EDIFICANDO COM JESUS




Falaremos quantas vezes for necessário para a conscientização interior do ser: A boa nova de Jesus é o mais elevado código de moral espiritual para a vida eterna do Espírito a desdobrar-se nos planos celestiais do infinito.
                                                  

     
Vide várias obras consoladoras da revelação espiritual expostas através dos Espíritos: O Livro dos Espíritos/Allan Kardec; A Caminho da Luz/Francisco Candido Xavier; Voltei/Francisco C Xavier; Caminho, Verdade e Vida - Pão Nosso - Vinha de Luz - Fonte Viva/Francisco C Xavier; Perfis da Vida/Divaldo P Franco; Conduta Espírita/Waldo Vieira; Universo e Vida/Hernani Santanna; Os Quatro Evangelhos/João B Roustaing (e muitas e muitas outras). 

    Por isso a importância de estudar para conhecer, e esforçar-se em vivenciar esses conceitos benéficos para a nossa interação com Deus - o Nosso Pai Celeste. E conhecereis a verdade e a verdade vos libertará.

Cada dia, em nossa encarnação terrestre, são oportunidades novas que temos para buscar crescer com consciência nessa conquista de despertar os tesouros imperecíveis que estão adormecidos em nós mesmos.

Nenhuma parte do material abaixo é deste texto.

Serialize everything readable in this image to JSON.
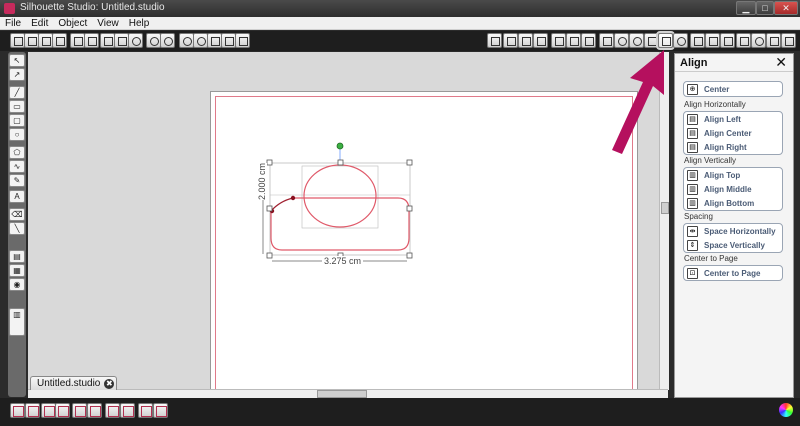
{
  "window": {
    "title": "Silhouette Studio: Untitled.studio"
  },
  "menu": [
    "File",
    "Edit",
    "Object",
    "View",
    "Help"
  ],
  "document": {
    "tab_label": "Untitled.studio",
    "close_glyph": "✖"
  },
  "selection": {
    "width_label": "3.275 cm",
    "height_label": "2.000 cm"
  },
  "panel": {
    "title": "Align",
    "close_glyph": "✕",
    "center_btn": "Center",
    "section_horizontal": "Align Horizontally",
    "horizontal": [
      "Align Left",
      "Align Center",
      "Align Right"
    ],
    "section_vertical": "Align Vertically",
    "vertical": [
      "Align Top",
      "Align Middle",
      "Align Bottom"
    ],
    "section_spacing": "Spacing",
    "spacing": [
      "Space Horizontally",
      "Space Vertically"
    ],
    "section_page": "Center to Page",
    "page_btn": "Center to Page"
  },
  "colors": {
    "accent_arrow": "#b5105e",
    "shape_stroke": "#e05a6a",
    "label_text": "#4a5b75"
  },
  "icons": {
    "window_minimize": "minimize-icon",
    "window_maximize": "maximize-icon",
    "window_close": "close-icon"
  }
}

Não podemos enterrar os talentos que o Pai, por meio do Cristo, semeou em nosso ser.
   E, que se encontram à espera de nossa iniciativa a fim de labutar esse aperfeiçoamento para a nossa felicidade eterna: no belo, na harmonia saudável, no labor construtivo, na paz de consciência, na iluminação dos sentidos, na busca interior da perfeição, no amor divino, no desenvolvimento com Jesus, o nosso guia celeste que orientou:

"Todo aquele que ouve as minhas palavras e as pratica, compará-lo-ei a um homem prudente que edificou a sua casa sobre a rocha. E desceu a chuva, correram os rios, e assopravam os ventos, e arremessaram contra aquela casa, que não caiu, porque estava edificada sobre a rocha". 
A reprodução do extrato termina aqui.